- Citizenship: Dutch
- Education: Computing Science Institute, Nijmegen (Ph.D.); Radboud University Nijmegen (M.Sc.);
- Awards: ICALP 2003, best paper; EASST 2016, best paper; AAAI 2022, best paper; CONCUR 2022, test-of-time;
- Scientific career
- Fields: Computer Science; Risk Management; Predictive maintenance; Model checking;
- Workplaces: University of Twente (faculty); Radboud University Nijmegen (faculty); University of California, Santa Cruz (postdoc);
- Website: wwwhome.ewi.utwente.nl/~marielle/

= Mariëlle Stoelinga =

Dutch computer scientist and full professor

Mariëlle I. A. Stoelinga is a Dutch computer scientist based in the Netherlands. She is full professor of Risk Management for High Tech Systems in the Formal Methods & Tools Group at the University of Twente, Enschede, the Netherlands and holds a partial appointment as a full professor in the Software Science department at the Radboud University, Nijmegen. She is also director of Life Long Learning at the Faculty of Electrical Engineering, Mathematics and Computer Science, at the University of Twente.

== Education ==
Stoelinga obtained her degree in Mathematics & Computer Science at the University of Nijmegen, with a specialization in foundations of mathematics and computer science. Her Master’s thesis covered the topic of Exact Representations of and Computability on Real Numbers, under the supervision of Erik Barendsen and Henk Barendregt.

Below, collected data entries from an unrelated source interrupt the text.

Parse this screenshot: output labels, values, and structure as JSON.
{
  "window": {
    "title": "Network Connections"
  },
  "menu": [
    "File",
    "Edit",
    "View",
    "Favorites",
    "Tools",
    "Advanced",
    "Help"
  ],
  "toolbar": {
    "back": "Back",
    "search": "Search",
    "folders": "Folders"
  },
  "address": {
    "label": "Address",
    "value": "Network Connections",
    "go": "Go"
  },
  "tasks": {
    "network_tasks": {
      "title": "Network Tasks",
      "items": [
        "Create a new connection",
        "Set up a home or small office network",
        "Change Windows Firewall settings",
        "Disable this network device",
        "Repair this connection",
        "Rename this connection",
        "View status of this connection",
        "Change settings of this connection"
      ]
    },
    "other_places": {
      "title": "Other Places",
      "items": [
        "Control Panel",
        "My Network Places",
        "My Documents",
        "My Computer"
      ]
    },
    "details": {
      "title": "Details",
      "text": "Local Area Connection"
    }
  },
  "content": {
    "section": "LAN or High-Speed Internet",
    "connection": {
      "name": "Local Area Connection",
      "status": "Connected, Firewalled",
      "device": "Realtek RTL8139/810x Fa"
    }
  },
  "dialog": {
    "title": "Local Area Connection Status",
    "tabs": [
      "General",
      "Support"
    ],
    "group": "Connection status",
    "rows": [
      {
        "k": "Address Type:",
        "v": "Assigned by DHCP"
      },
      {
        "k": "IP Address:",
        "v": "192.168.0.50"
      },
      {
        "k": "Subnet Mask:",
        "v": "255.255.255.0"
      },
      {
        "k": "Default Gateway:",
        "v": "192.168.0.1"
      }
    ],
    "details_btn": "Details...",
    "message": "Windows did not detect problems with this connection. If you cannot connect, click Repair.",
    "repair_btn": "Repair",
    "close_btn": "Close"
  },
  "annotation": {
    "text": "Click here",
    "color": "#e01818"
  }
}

In 2001 she obtained her PhD at the Computing Science Institute in Nijmegen, the Netherlands, supervised by Frits Vaandrager, with a thesis titled: Alea Jacta est: Verification of Probabilistic, Real–Time and Parametric Systems.

== Research ==

Mariëlle Stoelinga in a public lecture on Risk Management

Stoelinga main area of research deals with quantitative risk assessment methods to ensure that the risks associated with high technology systems are within acceptable limits. She develops techniques for analyzing, predicting and improving the reliability of complex systems using fault trees, model-based testing and architectural reliability modelling.

A distinguishing feature of techniques developed by Stoelinga is compositionality, as she derives the risk profile of a complex system from the risk profiles of its components, using techniques from model checking.

This approach is applied in the field of predictive maintenance and on the interactions between safety and (cyber)security, as testified by her recently granted projects: PrimaVera, CAESAR and ZORRO.

== Career ==
From December 2001 to April 2004, Stoelinga worked as a Post-doc researcher in Computer Engineering at the University of California, Santa Cruz, USA, with Prof. Luca de Alfaro.

From August 2005 to September 2005 she was a visiting researcher at the University of California, Santa Cruz, and starting May 2004 she was an assistant professor in the Formal Methods & Tools Group, at the University of Twente, where she now holds a full professor position alongside a partial appointment as a full professor at the Radboud University, Nijmegen, in the Software Science department.

In 2019, she received a substantial grant from the Dutch Research Council (NWO). She also received an ERC Consolidator Grant from the European Research Council. With the NWO grant, she is leading a team of industrialists and academics to better integrate the various steps in predictive maintenance. With the ERC grant, Stoelinga is developing new methods for better and more integrated assessment of safety and (cyber)security. Furthermore, Stoelinga recently received another grant from the Dutch Research Council (NWO) for the ZORRO Project: Engineering for Zero Downtime in Cyber-Physical Systems via Intelligent Diagnostics.